第１図・第９図は本発明の実施例の構成を示すブロック
図、第２図・第３図・第７図・第10図は文体表現記憶手
段の内容の例を示す図、第４図・第５図・第８図・第11
図は位置条件記憶手段の内容の例を示す図、第６図は位
置条件判定手段における判定処理のフローチャートであ
る。１……文章入力手段、２……文章記憶手段、３……文体
表現記憶手段、４……文体表現検出手段、５……位置条
件記憶手段、６……位置条件判定手段、７……単語辞書
記憶手段、８……文章解析手段、９……位置条件学習手
段、10……切り換え手段。1 and 9 are block diagrams showing the configuration of an embodiment of the present invention, and FIGS. 2, 3, 7, and 10 are diagrams showing an example of the contents of a style expression storage means, and FIG. Fig. 5 Fig. 8 Fig. 11
FIG. 6 is a diagram showing an example of the contents of the position condition storage means, and FIG. 6 is a flow chart of the determination processing in the position condition determination means. 1 ... text input means, 2 ... text storage means, 3 ... style expression storage means, 4 ... style expression detection means, 5 ... position condition storage means, 6 ... position condition determination means, 7 ... word Dictionary storage means, 8 ... sentence analysis means, 9 ... position condition learning means, 10 ... switching means.

Claims

【特許請求の範囲】[Claims]

【請求項１】入力された日本語文章から誤り箇所あるい
は不適切箇所を検出する文章検査装置において、文体を
特徴付ける表現を記憶する文体表現記憶手段と、前記日
本語文章から前記文体表現記憶手段に記憶された表現を
検出する文体表現検出手段と、学習モードと検査モード
とを切り換える切り換え手段と、前記学習モードにおい
て前記文体表現検出手段の検出結果をもとに前記文体を
特徴付ける表現を使用する位置の条件を抽出する位置条
件学習手段と、前記位置条件学習手段によって抽出され
た条件を記憶する位置条件記憶手段と、前記検査モード
において前記文体表現検出手段によって検出された表現
の位置が前記位置条件記憶手段に記憶された条件を満た
すか否かを判定する位置条件判定手段とを備えたことを
特徴とする文章検査装置。1. A sentence inspecting device for detecting an error or an inappropriate portion from an input Japanese sentence, wherein a style expression storage means for storing an expression characterizing a style and a Japanese style sentence storage means for storing the expression from the Japanese sentence.

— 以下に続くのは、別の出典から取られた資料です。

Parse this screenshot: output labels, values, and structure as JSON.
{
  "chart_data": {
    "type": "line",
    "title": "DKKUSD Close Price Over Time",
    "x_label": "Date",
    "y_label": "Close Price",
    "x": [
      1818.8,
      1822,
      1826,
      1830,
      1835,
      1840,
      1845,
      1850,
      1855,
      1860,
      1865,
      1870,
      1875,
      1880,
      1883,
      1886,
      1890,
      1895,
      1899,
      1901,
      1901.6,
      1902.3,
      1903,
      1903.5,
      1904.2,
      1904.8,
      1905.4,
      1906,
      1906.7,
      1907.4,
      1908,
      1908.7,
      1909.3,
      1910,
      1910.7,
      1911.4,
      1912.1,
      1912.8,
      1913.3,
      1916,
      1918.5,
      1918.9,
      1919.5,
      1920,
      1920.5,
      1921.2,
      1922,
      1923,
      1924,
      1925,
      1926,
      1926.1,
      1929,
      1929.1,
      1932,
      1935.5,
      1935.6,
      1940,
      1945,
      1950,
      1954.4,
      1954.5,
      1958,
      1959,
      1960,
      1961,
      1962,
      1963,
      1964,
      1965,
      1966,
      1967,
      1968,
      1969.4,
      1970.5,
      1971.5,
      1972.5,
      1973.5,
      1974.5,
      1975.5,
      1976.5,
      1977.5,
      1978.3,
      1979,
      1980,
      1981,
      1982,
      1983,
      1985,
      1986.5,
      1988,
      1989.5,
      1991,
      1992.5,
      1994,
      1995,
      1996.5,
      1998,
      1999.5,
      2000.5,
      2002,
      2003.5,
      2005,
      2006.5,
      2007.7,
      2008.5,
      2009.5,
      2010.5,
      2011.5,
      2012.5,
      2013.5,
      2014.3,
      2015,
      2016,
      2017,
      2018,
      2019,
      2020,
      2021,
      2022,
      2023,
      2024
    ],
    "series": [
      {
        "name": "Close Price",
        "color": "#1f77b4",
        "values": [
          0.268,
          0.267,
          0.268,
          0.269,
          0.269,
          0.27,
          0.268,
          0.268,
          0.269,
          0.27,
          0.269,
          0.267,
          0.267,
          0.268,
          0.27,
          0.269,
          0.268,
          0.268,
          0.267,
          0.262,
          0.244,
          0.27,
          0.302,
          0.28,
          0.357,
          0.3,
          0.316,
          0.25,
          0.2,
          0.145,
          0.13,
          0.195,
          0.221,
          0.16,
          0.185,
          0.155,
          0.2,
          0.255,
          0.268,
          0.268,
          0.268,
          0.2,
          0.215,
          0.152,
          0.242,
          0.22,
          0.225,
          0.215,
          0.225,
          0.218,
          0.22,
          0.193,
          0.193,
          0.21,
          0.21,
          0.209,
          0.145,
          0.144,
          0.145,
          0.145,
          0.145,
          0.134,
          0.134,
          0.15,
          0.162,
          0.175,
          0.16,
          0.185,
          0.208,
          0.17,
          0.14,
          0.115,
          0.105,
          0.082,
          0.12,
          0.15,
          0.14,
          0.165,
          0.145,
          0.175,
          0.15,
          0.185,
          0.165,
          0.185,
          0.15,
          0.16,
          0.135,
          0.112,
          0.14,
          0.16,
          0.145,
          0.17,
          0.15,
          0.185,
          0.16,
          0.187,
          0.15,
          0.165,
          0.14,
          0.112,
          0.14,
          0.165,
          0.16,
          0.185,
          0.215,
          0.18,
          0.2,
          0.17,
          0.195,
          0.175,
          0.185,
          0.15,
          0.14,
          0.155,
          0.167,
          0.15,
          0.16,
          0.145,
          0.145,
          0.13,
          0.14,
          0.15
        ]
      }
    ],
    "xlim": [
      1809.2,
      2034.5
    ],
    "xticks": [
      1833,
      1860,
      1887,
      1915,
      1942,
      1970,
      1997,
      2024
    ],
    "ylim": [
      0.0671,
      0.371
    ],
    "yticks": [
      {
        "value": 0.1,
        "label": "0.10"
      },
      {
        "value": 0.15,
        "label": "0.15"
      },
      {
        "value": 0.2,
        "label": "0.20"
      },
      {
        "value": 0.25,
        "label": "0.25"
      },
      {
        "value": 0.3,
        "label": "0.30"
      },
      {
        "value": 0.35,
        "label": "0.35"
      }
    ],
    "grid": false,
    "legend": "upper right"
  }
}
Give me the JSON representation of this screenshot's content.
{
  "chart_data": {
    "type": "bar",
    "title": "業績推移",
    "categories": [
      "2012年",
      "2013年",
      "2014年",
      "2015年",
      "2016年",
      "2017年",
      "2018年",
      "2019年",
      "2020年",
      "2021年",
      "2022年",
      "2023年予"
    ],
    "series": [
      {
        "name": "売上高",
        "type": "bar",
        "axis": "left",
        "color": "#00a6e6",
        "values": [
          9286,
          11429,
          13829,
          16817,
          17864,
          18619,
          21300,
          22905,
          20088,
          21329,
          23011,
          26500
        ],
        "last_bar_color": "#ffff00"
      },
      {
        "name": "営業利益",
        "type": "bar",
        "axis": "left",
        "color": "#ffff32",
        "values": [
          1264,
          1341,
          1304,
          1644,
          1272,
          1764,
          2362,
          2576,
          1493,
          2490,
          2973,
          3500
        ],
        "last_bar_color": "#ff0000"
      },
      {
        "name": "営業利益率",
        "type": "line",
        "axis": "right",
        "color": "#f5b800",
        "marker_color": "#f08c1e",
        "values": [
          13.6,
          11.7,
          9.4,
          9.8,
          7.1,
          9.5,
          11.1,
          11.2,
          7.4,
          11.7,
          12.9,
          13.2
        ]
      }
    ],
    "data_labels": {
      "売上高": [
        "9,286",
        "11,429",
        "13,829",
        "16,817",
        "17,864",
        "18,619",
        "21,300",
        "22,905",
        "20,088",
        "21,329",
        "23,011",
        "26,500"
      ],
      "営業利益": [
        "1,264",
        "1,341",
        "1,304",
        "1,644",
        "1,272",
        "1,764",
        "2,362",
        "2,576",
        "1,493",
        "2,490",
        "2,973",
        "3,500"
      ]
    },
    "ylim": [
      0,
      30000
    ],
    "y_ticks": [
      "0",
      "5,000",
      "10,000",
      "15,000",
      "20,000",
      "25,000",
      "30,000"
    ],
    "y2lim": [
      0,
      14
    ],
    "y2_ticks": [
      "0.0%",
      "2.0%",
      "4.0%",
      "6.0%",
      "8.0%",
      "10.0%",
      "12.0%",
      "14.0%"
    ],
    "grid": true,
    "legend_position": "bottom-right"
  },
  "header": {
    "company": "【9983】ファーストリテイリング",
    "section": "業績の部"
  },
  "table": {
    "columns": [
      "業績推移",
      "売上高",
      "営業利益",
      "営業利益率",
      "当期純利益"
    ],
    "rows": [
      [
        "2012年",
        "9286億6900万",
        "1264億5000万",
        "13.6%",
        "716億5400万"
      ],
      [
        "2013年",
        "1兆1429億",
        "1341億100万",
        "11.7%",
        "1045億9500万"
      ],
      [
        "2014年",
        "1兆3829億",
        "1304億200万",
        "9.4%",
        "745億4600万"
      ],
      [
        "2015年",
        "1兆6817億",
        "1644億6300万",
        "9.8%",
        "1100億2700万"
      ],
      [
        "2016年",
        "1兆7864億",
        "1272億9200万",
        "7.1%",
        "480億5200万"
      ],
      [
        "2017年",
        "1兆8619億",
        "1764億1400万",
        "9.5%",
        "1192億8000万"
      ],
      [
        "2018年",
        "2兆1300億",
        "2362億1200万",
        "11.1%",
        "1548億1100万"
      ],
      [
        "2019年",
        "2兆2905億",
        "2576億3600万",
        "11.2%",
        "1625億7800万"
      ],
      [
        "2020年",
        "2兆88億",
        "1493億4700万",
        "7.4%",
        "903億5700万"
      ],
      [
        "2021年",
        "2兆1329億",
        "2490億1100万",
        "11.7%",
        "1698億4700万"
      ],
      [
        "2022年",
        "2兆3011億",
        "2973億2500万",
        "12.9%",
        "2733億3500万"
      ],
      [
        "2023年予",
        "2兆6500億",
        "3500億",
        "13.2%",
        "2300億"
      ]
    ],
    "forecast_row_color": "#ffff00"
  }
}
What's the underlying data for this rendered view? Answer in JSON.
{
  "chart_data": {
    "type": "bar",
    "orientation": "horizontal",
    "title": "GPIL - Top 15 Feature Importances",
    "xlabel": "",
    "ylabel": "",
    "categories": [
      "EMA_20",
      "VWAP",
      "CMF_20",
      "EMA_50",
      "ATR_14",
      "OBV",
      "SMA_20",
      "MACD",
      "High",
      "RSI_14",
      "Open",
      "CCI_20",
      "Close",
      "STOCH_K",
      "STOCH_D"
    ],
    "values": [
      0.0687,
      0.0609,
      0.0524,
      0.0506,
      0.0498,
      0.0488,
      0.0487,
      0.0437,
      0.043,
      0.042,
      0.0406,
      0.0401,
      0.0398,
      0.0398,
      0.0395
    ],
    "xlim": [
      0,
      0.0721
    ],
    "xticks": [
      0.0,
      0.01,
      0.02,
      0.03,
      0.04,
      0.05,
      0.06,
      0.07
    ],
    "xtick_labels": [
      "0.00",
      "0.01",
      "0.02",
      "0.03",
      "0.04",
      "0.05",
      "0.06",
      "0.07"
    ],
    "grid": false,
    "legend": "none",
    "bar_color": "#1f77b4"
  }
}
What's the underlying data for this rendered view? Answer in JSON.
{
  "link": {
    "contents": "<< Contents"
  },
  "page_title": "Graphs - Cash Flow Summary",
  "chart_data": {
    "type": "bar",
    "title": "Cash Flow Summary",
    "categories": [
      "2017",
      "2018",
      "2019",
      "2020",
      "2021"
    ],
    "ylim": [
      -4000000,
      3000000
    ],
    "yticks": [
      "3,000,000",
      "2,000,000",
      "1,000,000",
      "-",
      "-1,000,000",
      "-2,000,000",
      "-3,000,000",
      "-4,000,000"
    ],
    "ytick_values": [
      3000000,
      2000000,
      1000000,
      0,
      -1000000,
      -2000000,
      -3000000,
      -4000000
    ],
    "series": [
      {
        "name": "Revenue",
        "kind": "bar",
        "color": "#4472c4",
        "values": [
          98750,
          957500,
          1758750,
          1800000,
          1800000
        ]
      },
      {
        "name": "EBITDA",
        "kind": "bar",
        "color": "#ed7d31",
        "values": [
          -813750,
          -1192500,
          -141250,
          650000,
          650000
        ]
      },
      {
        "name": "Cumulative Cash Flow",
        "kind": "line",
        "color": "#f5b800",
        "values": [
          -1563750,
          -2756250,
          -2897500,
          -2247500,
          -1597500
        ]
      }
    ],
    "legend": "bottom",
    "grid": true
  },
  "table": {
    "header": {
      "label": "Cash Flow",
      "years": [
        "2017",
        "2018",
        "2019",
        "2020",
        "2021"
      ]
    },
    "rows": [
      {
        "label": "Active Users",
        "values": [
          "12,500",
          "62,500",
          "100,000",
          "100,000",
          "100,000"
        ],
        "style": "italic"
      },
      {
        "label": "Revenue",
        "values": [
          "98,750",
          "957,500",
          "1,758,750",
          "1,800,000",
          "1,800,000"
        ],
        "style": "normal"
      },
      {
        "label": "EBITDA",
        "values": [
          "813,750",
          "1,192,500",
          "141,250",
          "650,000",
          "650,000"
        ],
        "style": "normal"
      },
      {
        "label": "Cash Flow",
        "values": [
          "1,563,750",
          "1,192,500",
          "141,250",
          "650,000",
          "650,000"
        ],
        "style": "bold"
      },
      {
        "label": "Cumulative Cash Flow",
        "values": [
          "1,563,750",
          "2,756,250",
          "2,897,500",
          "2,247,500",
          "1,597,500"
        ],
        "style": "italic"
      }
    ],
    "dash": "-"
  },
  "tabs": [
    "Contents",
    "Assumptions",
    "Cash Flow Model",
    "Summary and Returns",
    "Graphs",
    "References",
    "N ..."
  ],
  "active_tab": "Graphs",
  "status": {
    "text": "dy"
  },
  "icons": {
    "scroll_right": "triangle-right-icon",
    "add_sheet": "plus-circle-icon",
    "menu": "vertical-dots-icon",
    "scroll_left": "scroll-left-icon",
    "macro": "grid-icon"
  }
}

Stylistic expression detecting means for detecting the stored expression, switching means for switching between the learning mode and the inspection mode, and a position for using the expression characterizing the style based on the detection result of the style expression detecting means in the learning mode. Position condition learning means for extracting the condition, position condition storing means for storing the condition extracted by the position condition learning means, and the position of the expression detected by the style expression detecting means in the inspection mode is the position condition. A sentence condition detection means for determining whether or not a condition stored in the storage means is satisfied. Apparatus.